Again, Jim started it, and a few of my other friends followed suit.
This is supposedly a more in-depth evaluation of one’s political leanings, although I have a problem with how a number of questions were worded. Just as that other test, it seems to ignore some of the key political areas (crime? foreign policy?) – but, maybe, those cannot be fitted into such study.
In any case, I certainly like this outcome better, even though it is essentially the same verdict – “moderate libertarian” (but it does call me an “economic conservative”, which is how I always viewed myself).
| You are a
You are best described as a:
Link: The Politics Test
Explanation Of Results
We wanted to get beyond the two catch-alls of American politics, the Democratic and Republican parties, and see where people actually stand. Parties can bring together people with marginally differing values and make collective action easier. But party platforms can misrepresent their constituents, and blind loyalty to a party can convince individuals to harbor inconsistent views.

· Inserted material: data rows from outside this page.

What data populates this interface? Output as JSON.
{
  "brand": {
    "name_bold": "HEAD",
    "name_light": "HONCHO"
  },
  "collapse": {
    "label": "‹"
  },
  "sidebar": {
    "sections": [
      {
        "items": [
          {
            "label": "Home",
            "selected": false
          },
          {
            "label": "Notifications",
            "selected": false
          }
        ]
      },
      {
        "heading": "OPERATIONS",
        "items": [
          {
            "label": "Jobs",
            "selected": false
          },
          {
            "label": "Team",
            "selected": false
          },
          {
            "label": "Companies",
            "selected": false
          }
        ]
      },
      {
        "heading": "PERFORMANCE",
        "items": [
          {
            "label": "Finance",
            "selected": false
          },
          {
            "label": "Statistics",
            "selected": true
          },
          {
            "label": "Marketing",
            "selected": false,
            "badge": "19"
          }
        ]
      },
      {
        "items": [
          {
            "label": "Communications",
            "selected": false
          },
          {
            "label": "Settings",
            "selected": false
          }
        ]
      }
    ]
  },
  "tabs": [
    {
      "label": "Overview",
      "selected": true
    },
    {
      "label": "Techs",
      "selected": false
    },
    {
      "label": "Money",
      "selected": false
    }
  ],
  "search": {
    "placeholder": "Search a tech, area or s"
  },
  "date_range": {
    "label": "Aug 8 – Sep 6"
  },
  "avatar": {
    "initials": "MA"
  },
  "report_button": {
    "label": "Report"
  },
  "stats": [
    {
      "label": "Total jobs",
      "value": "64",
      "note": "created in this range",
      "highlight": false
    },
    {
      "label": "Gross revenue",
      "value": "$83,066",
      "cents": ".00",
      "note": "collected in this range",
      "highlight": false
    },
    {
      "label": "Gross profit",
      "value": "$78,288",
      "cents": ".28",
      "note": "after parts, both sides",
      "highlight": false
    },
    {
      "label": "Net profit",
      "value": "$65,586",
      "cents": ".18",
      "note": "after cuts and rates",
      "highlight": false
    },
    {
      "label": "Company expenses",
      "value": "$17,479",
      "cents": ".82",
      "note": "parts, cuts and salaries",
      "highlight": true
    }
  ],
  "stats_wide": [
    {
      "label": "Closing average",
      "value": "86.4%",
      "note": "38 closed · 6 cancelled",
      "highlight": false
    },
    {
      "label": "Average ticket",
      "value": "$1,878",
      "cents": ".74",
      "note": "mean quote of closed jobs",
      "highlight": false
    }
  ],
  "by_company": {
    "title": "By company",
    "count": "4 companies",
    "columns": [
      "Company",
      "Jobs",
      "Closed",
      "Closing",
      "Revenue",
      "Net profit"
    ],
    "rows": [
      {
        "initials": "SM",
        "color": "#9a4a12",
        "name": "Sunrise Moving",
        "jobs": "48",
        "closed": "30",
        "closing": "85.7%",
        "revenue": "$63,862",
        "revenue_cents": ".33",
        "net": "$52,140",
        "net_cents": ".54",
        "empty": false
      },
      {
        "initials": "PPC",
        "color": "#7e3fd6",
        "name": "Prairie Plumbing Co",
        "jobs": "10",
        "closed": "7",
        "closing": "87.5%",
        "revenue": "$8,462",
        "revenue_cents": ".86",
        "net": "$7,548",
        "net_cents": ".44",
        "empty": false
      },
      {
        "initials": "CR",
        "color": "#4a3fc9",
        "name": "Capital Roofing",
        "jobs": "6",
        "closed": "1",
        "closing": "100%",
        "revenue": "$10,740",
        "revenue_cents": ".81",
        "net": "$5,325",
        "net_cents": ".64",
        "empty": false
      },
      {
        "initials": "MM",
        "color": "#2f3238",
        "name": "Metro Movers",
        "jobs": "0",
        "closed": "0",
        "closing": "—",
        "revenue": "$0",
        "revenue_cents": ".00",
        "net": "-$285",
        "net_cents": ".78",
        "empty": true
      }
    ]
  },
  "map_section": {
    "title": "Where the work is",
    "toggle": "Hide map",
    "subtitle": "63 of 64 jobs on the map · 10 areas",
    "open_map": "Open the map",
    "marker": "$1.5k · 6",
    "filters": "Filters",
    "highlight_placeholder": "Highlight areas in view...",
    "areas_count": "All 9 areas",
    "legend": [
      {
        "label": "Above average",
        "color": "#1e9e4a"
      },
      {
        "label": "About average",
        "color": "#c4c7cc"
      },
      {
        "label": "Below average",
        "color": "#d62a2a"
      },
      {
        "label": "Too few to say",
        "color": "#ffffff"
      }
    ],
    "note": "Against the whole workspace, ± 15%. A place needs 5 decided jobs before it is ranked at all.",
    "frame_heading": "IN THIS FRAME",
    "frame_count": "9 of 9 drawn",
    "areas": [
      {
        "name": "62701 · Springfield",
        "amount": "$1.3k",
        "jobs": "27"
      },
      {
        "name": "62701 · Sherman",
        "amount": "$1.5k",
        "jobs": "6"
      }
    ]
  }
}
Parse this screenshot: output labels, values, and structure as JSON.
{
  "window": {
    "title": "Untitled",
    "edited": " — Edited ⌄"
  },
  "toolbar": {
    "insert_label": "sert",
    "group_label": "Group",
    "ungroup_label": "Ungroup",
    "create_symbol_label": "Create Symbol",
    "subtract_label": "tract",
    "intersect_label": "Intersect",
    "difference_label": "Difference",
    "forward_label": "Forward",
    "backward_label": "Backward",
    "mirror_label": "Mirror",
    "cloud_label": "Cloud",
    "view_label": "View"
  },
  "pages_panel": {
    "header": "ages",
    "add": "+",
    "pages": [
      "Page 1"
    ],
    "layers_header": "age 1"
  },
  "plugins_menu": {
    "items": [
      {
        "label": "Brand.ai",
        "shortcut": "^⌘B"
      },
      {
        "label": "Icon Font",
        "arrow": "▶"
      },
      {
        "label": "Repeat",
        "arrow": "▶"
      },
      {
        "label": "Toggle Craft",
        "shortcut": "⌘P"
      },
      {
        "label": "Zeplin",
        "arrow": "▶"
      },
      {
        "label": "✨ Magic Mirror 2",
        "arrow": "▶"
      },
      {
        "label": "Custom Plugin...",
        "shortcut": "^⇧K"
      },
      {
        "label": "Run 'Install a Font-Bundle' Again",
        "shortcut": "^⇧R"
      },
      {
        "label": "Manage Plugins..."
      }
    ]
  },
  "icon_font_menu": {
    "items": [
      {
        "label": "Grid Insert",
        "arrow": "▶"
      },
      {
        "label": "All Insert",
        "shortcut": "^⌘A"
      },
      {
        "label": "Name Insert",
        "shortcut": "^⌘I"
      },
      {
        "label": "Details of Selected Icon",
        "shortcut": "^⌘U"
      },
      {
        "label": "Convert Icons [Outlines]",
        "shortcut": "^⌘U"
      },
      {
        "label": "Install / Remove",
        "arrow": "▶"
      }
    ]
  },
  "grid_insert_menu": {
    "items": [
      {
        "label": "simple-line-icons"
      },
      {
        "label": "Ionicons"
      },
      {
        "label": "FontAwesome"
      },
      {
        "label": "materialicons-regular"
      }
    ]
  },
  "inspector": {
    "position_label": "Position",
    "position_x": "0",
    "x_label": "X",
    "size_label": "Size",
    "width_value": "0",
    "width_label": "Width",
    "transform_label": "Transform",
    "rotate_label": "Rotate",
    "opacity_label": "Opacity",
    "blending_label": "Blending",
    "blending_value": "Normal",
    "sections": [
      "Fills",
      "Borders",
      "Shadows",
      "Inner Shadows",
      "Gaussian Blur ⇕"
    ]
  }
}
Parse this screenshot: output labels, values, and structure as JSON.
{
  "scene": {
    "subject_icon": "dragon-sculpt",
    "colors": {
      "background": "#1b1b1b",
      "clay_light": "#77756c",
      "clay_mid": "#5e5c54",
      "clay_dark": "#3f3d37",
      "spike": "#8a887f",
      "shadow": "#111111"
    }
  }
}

The goal of this test was to exactly classify your personal politics, without the traditional labels. We avoided the edgy party issues and focused on fundamental values. Your score is a measure of what you believe in, economically and socially.
Higher permissiveness, on either axis, indicates a “live and let live” philosophy. Of course, we’re almost conditioned in America, “Land of the Free”, to think positively of such a philosophy. But practically speaking, permissiveness (or its opposite, regulation) can create any number of outcomes:
For example, on the economic axis, a highly permissive system, like the American system of the early 1900s, might mean things like low taxes and increased scientific innovation. It might also result, as it did back then, in unrestricted child labor and millions of poor people with black lung.
At the other end of the economic spectrum, a highly regulated system might conserve the environment, establish national health care, and eliminate poverty. But as we’ve learned from the Soviet system, extreme regulation can also lead to stagnation, sameness, and unhappiness.